Pourtant, il semble que c'est à l'endroit de ces personnes, les plus vieux itinérants, que le contrôle exercé par les agents de sécurité est le moins développé puisque la plupart de ces derniers ne définissent pas la présence des premiers comme problématique contrairement à ce qu'ils disent

des jeunes. Il nous faut constater combien la représentation de l'aspect problématique de l'itinérant définit la pratique de contrôle social exercé à son endroit. Nous verrons ultérieurement comment les agents de sécurité parviennent à catégoriser les itinérants comme problématiques ou non.

Aussi nous avons pu faire la constatation paradoxale suivante: la formalisation du contrôle social exercé par les agents de sécurité se manifeste à contrario du désengagement social des itinérants; en l'absence de contestation du contrôle celui-ci ne s'exerce qu'implicitement par sa seule visibilité tandis que la contestation du contrôle entraîne une démarche active des agents.

1.2.3 Les limites de ces situations d'inutilité de l'intervention

Nous avons pu constater lors de nos observations qu'en effet comme le soulignent les agents interviewés, cette réalité d'un contrôle social accepté n'était pas générale et concernait très souvent des personnes plus âgées. Ainsi, les agents interrogés n'envisagent pas la présence des itinérants plus âgés comme un problème puisque ces derniers acceptent le contrôle dont ils font l'objet au point même de l'éviter en se retirant eux-mêmes des lieux contrôlés. Néanmoins, l'évitement du contrôle par les “ vieux itinérants ” nous laisse perplexe. S'agit-il réellement d'une acceptation du contrôle, ou d'un renoncement à la contestation? Il nous est difficile de répondre à cette question. Cependant, nous faisons l'hypothèse que cet évitement est le signe non pas d'une acceptation d'un contrôle mais, bien plus grave, d'un réel désengagement de ces personnes qui n'ont même plus l'envie de contester l'autorité des agents qui les expulsent d'un endroit qui, pour eux, correspond à un milieu de vie.
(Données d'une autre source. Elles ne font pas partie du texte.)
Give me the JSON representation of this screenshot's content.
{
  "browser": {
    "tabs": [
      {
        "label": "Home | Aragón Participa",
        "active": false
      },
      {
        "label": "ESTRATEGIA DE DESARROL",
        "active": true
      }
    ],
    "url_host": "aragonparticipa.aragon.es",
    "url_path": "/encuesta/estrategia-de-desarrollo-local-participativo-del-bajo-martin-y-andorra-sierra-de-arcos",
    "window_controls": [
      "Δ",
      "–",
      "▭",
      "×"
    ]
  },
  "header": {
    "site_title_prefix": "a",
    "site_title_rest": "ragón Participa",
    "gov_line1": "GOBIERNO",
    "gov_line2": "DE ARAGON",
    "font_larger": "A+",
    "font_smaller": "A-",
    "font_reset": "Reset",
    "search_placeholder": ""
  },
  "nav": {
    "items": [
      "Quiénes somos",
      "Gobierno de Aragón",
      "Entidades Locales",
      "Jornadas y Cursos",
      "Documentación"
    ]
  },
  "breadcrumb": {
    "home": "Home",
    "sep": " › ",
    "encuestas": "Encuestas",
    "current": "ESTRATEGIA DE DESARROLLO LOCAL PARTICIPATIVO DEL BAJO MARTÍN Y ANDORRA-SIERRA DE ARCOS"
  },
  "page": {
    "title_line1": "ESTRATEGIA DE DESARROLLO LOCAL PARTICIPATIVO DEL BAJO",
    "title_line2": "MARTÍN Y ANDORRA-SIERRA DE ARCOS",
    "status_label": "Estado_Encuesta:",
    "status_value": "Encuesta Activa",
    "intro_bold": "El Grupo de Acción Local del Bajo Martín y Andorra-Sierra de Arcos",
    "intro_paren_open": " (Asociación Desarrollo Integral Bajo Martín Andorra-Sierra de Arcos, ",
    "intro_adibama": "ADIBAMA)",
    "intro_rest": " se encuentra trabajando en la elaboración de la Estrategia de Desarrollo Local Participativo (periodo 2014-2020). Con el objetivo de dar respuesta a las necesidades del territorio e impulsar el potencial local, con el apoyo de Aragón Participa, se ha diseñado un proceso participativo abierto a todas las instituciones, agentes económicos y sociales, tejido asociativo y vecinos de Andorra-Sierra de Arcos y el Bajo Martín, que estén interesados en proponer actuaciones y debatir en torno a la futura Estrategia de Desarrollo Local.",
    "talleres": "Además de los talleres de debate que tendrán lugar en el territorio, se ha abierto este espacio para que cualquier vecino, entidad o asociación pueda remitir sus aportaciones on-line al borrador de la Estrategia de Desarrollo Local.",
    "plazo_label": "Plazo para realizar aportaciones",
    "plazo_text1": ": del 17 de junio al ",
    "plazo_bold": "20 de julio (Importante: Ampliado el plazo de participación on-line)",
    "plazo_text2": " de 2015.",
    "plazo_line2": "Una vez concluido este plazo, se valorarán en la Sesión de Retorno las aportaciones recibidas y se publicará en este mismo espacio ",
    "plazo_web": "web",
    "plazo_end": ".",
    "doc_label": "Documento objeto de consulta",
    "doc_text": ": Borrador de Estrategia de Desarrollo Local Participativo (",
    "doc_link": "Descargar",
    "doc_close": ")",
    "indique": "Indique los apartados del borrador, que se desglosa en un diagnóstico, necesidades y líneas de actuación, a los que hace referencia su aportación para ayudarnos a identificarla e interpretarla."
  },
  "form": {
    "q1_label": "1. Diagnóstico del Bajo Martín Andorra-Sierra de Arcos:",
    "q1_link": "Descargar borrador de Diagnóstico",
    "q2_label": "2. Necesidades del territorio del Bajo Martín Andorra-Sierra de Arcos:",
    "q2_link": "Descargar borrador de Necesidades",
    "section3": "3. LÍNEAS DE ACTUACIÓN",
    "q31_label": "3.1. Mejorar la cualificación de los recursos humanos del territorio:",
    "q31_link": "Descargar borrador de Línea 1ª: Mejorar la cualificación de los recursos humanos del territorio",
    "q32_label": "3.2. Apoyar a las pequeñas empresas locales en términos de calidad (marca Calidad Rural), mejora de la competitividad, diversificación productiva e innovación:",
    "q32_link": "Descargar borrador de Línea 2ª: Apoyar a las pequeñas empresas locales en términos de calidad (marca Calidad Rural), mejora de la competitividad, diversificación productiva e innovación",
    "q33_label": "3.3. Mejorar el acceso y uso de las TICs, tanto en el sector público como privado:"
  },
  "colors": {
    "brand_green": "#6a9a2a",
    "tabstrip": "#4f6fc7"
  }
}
Connaissant leur situation de carences absolues dans tout ce qui est essentiel à leur survie, nous pensons que ce renoncement, traduit par une expulsion volontaire, marque à quel point le cheminement de désengagement social des itinérants est long et conduit à une forme d'auto-désengagement.

Ainsi, nous avons pu observer qu'il existait de nombreuses situations où les agents de sécurité n'interviennent pas. Or, ce que nous pouvons affirmer, c'est que les situations de non- intervention correspondent ordinairement à des situations où l'exercice du contrôle social n'est pas justifié, soit parce que l'agent considère que le comportement de l'itinérant ne requiert pas une intervention, soit parce que l'itinérant exerce de lui même le contrôle social dont il devrait être l'objet. Dès lors, nous pouvons indiquer que la situation de non-intervention n'équivaut pas à une situation de non-contrôle. Mais bien au contraire, à une force du contrôle, puisque la seule présence des agents bien identifiés par des uniformes, suffit pour que les itinérants quittent les lieux. Il n'en

demeure pas moins qu'il existe de nombreux cas où l'intervention des agents de sécurité prend la forme d'une intervention coercitive.